As young kids with infinite energy, we looked forward to the long train rides as much as we awaited the stay at grandma's place, the snacks and the extended playtime with cousins. I am pretty sure my mother did not share the excitement with us. Probably because the thought of looking after three young kids with boundless energy, bouncing off the walls of a train for more than 24 hours is not very appealing. I don't know how she did it, I can't even look after myself properly on the train.
My fondest memories of train rides are from Pune to Kerala. With a scenic route offering amazing views of waterfalls, snaking through lush forests, whooshing through more than a dozen long tunnels, we were sure to fight for the "window seat" each time.

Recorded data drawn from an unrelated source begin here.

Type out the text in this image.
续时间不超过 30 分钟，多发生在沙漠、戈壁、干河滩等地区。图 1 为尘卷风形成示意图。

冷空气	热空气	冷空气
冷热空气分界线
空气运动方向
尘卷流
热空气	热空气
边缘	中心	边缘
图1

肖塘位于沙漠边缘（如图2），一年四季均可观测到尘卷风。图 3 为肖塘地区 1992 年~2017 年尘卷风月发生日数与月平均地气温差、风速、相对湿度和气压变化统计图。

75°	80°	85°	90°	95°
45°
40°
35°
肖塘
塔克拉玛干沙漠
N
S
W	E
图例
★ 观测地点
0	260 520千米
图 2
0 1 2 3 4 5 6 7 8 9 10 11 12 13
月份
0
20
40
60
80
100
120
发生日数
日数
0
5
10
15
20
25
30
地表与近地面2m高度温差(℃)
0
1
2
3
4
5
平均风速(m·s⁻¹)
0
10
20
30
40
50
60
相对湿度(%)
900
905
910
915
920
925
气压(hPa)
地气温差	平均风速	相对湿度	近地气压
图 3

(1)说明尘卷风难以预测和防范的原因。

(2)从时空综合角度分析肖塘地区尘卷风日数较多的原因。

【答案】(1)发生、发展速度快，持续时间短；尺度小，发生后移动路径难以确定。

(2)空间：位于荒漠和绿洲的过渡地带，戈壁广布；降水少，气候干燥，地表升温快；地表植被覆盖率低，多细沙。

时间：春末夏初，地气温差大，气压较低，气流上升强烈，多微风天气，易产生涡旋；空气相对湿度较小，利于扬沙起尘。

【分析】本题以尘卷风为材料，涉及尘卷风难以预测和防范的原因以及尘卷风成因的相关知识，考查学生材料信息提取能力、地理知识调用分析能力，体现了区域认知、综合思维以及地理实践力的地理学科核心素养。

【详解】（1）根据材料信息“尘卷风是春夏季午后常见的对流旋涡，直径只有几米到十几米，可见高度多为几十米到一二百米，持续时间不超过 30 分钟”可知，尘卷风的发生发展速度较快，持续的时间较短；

We used to be thrilled if there were kids among our co-passengers. The parents, not so much. Oh what fun to watch your bunch of angels run barefoot, screaming, through the narrow aisles of the train, chasing another bunch of barefoot angels, stepping on peoples toes and knocking off delicately balanced plastic tea cups! More so when the kids loudly demand each snack that passes their way. Then the parents shoot dagger glances at the vendor tempting their already hyper kids with more candy until he reluctantly moves ahead with his tray of goodies.

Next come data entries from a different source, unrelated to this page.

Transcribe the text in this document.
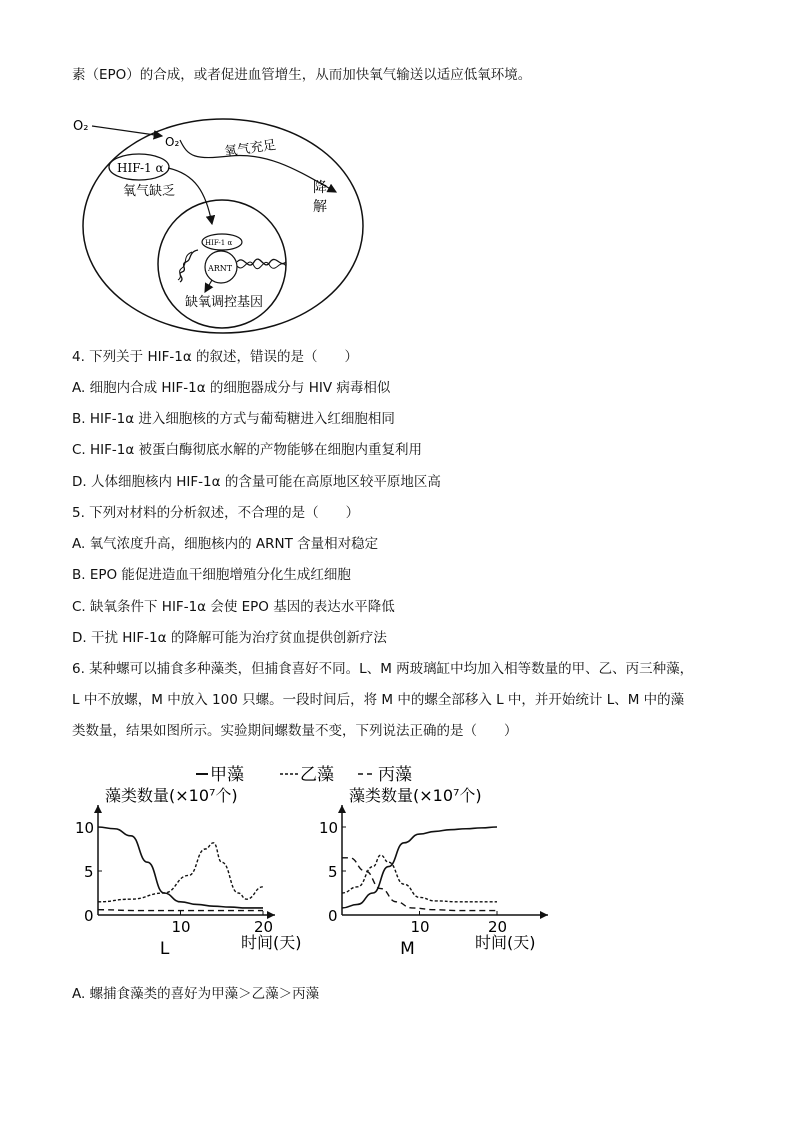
素（EPO）的合成，或者促进血管增生，从而加快氧气输送以适应低氧环境。
O₂
O₂
HIF-1 α
氧气缺乏
氧气充足
降
解
HIF-1 α
ARNT
缺氧调控基因
4. 下列关于 HIF-1α 的叙述，错误的是（　　）
A. 细胞内合成 HIF-1α 的细胞器成分与 HIV 病毒相似
B. HIF-1α 进入细胞核的方式与葡萄糖进入红细胞相同
C. HIF-1α 被蛋白酶彻底水解的产物能够在细胞内重复利用
D. 人体细胞核内 HIF-1α 的含量可能在高原地区较平原地区高
5. 下列对材料的分析叙述，不合理的是（　　）
A. 氧气浓度升高，细胞核内的 ARNT 含量相对稳定
B. EPO 能促进造血干细胞增殖分化生成红细胞
C. 缺氧条件下 HIF-1α 会使 EPO 基因的表达水平降低
D. 干扰 HIF-1α 的降解可能为治疗贫血提供创新疗法
6. 某种螺可以捕食多种藻类，但捕食喜好不同。L、M 两玻璃缸中均加入相等数量的甲、乙、丙三种藻，
L 中不放螺，M 中放入 100 只螺。一段时间后，将 M 中的螺全部移入 L 中，并开始统计 L、M 中的藻
类数量，结果如图所示。实验期间螺数量不变，下列说法正确的是（　　）
甲藻	乙藻	丙藻
藻类数量(×10⁷个)
10
5
0
10	20
时间(天)
L
藻类数量(×10⁷个)
10
5
0
10	20
时间(天)
M
A. 螺捕食藻类的喜好为甲藻＞乙藻＞丙藻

But we didn't really care. In those hours/days spent confined in the small compartment, we befriended each other without hesitation. Eventually the parents get to know each other, exchange details and sometimes even discover mutual links!
Meanwhile, as the train chugs South, the landscape gradually changes. And the kind of snacks coming our way also change depending on which state/city we're in.
As soon as the sight coconut trees couple with the calls of "pazham pori chaaya" we know we are in Kerala.
Then begins the chorus of "are we there yet?" Till we reach my mother's hometown. The goodbyes are said and hands reach for the strategically placed luggage under different seats and overhead, the logistics discussed and we disembark. And there's grandma waiting for us with a big smile as she walks towards us. Assalamualaikums and how-are-you?-was-the-journey-alright? done we are bundled into the small car for another summer of family and fun
As we grew older and dad changed jobs, the long train rides with the whole family ceased. Some time back I boarded an early morning "Bangalore-kanyakumari express" to visit my relatives in another city. As I sat down ( at the window seat, WITHOUT fighting anyone for it), sipping on the trademark watery, super sweet coffee (yes, not tea! ??) that Indian Railways proudly offer, listening to kids next to me play "antaakshari", I was hit by a sudden bout of nostalgia. The kind which makes you smile and feel sad at the same time. The kind that makes you yearn for simpler times. Yet the grateful kind, for having those memories in the first place.
Alhamdulillah, for The Journey and the journeys within ??